Wouldn’t ear buds also solve the problem?

Am I the only one who is nervous at the thought of playing with your phone while taking a bath?
mmm

What makes you nervous about that? Are you more worried about electrocution or killing your phone by dropping it in the tub?

Neither should bother you much, IMHO. My iPhone XS is rated IP68 (30 minutes under 2 meters of water) and even the years-old iPhone 7 is rated IP67 (30 minutes under 1 meter of water).

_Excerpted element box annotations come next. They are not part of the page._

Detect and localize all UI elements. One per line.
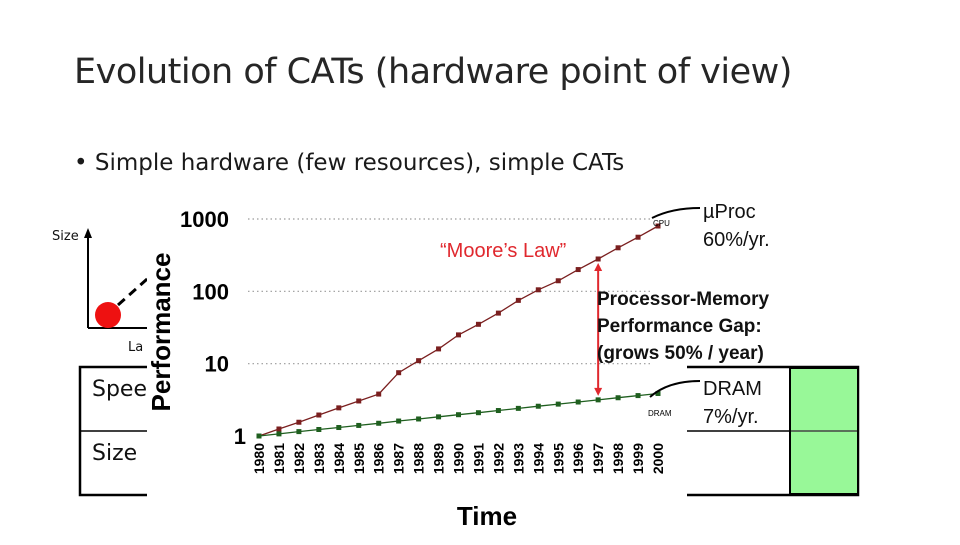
data-point-dram	[256, 433, 262, 439]
x-tick-label: 1988	[411, 443, 427, 474]
data-point-cpu	[655, 223, 661, 229]
table-row-speed: Spee	[92, 377, 147, 402]
data-point-cpu	[296, 419, 302, 425]
dram-label: DRAM	[703, 378, 762, 400]
data-point-dram	[555, 401, 561, 407]
data-point-dram	[296, 429, 302, 435]
x-tick-label: 1982	[291, 443, 307, 474]
data-point-dram	[276, 431, 282, 437]
dashed-line	[117, 270, 156, 307]
data-point-cpu	[535, 287, 541, 293]
y-tick-label: 1000	[180, 207, 229, 232]
data-point-dram	[316, 426, 322, 432]
data-point-cpu	[575, 267, 581, 273]
data-point-cpu	[635, 234, 641, 240]
size-axis-label: Size	[52, 229, 79, 244]
x-tick-label: 1992	[490, 443, 506, 474]
data-point-dram	[535, 403, 541, 409]
data-point-cpu	[276, 426, 282, 432]
x-tick-label: 1991	[470, 443, 486, 474]
data-point-dram	[336, 425, 342, 431]
cpu-rate: 60%/yr.	[703, 229, 770, 251]
data-point-dram	[495, 408, 501, 414]
x-tick-label: 2000	[650, 443, 666, 474]
data-point-cpu	[615, 245, 621, 251]
x-tick-label: 1984	[331, 443, 347, 474]
data-point-cpu	[316, 412, 322, 418]
data-point-cpu	[356, 398, 362, 404]
data-point-cpu	[456, 332, 461, 338]
x-tick-label: 1996	[570, 443, 586, 474]
x-tick-label: 1987	[391, 443, 407, 474]
size-axis-arrow	[84, 228, 92, 238]
x-tick-label: 1986	[371, 443, 387, 474]
x-tick-label: 1990	[451, 443, 467, 474]
y-axis-label: Performance	[146, 253, 176, 412]
data-point-dram	[515, 405, 521, 411]
gap-label-line2: Performance Gap:	[597, 316, 762, 337]
data-point-dram	[396, 418, 402, 424]
x-tick-label: 1981	[271, 443, 287, 474]
data-point-cpu	[336, 405, 342, 411]
gap-arrow-head-top	[594, 262, 603, 271]
data-point-dram	[356, 422, 362, 428]
x-tick-label: 1993	[510, 443, 526, 474]
data-point-cpu	[495, 310, 501, 316]
data-point-dram	[475, 410, 481, 416]
data-point-cpu	[396, 370, 402, 376]
data-point-cpu	[515, 297, 521, 303]
data-point-cpu	[555, 278, 561, 284]
x-tick-label: 1985	[351, 443, 367, 474]
dram-rate: 7%/yr.	[703, 406, 759, 428]
data-point-dram	[595, 397, 601, 403]
x-tick-label: 1995	[550, 443, 566, 474]
cpu-series-name: CPU	[653, 219, 670, 228]
data-point-cpu	[475, 321, 481, 327]
x-tick-label: 1994	[530, 443, 546, 474]
data-point-dram	[635, 393, 641, 399]
y-tick-label: 1	[234, 424, 246, 449]
x-tick-label: 1989	[431, 443, 447, 474]
x-tick-label: 1997	[590, 443, 606, 474]
data-point-dram	[615, 395, 621, 401]
dram-callout-line	[649, 380, 701, 398]
x-tick-label: 1980	[251, 443, 267, 474]
data-point-dram	[456, 412, 461, 418]
table-row-size: Size	[92, 441, 138, 466]
dram-series-name: DRAM	[648, 409, 672, 418]
y-tick-labels: 1 10 100 1000	[180, 207, 246, 449]
data-point-cpu	[376, 391, 382, 397]
cpu-label: µProc	[703, 201, 756, 223]
chart-series	[256, 223, 661, 439]
data-point-dram	[436, 414, 442, 420]
x-tick-label: 1983	[311, 443, 327, 474]
y-tick-label: 100	[192, 279, 229, 304]
moore-law-label: “Moore’s Law”	[440, 240, 566, 262]
x-axis-label: Time	[457, 501, 517, 531]
x-tick-label: 1999	[630, 443, 646, 474]
partial-label: La	[128, 340, 144, 355]
x-tick-labels: 1980 1981 1982 1983 1984 1985 1986 1987 1988 1989…	[251, 443, 666, 474]
slide-title: Evolution of CATs (hardware point of vie…	[74, 52, 792, 92]
data-point-dram	[655, 390, 661, 396]
green-box-border	[789, 367, 859, 495]
red-dot	[95, 302, 121, 328]
x-tick-label: 1998	[610, 443, 626, 474]
bullet-point: • Simple hardware (few resources), simpl…	[74, 150, 625, 176]
gap-arrow-head-bottom	[594, 387, 603, 396]
y-tick-label: 10	[205, 352, 229, 377]
gap-label-line3: (grows 50% / year)	[597, 343, 764, 364]
data-point-cpu	[416, 358, 422, 364]
data-point-dram	[416, 416, 422, 422]
data-point-dram	[575, 399, 581, 405]
gap-label-line1: Processor-Memory	[597, 289, 770, 310]
data-point-dram	[376, 420, 382, 426]
cpu-callout-line	[651, 207, 701, 219]
data-point-cpu	[436, 346, 442, 352]
data-point-cpu	[595, 256, 601, 262]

Have your wife upstairs on the phone when you do this. Much easier to label everything if she’s up there calling out what room/outlets you just turned off so you don’t need to constantly run up & down the stairs.
Another option, if you want to spend some $ is my gf has a combo light/fan/bluetooth speaker; that would get your daughter to use it. :wink:

I’m having trouble understanding the problem. My family rarely uses the bathroom fan.

It’s never caused any mold problems.

You can wire the fan and light together. Constantly turning it on/off will shorten the life of the fan.

It may shorten bulb life too. There’s going to be a current surge as the fan motor starts. Those spikes may be a problem for the bulbs.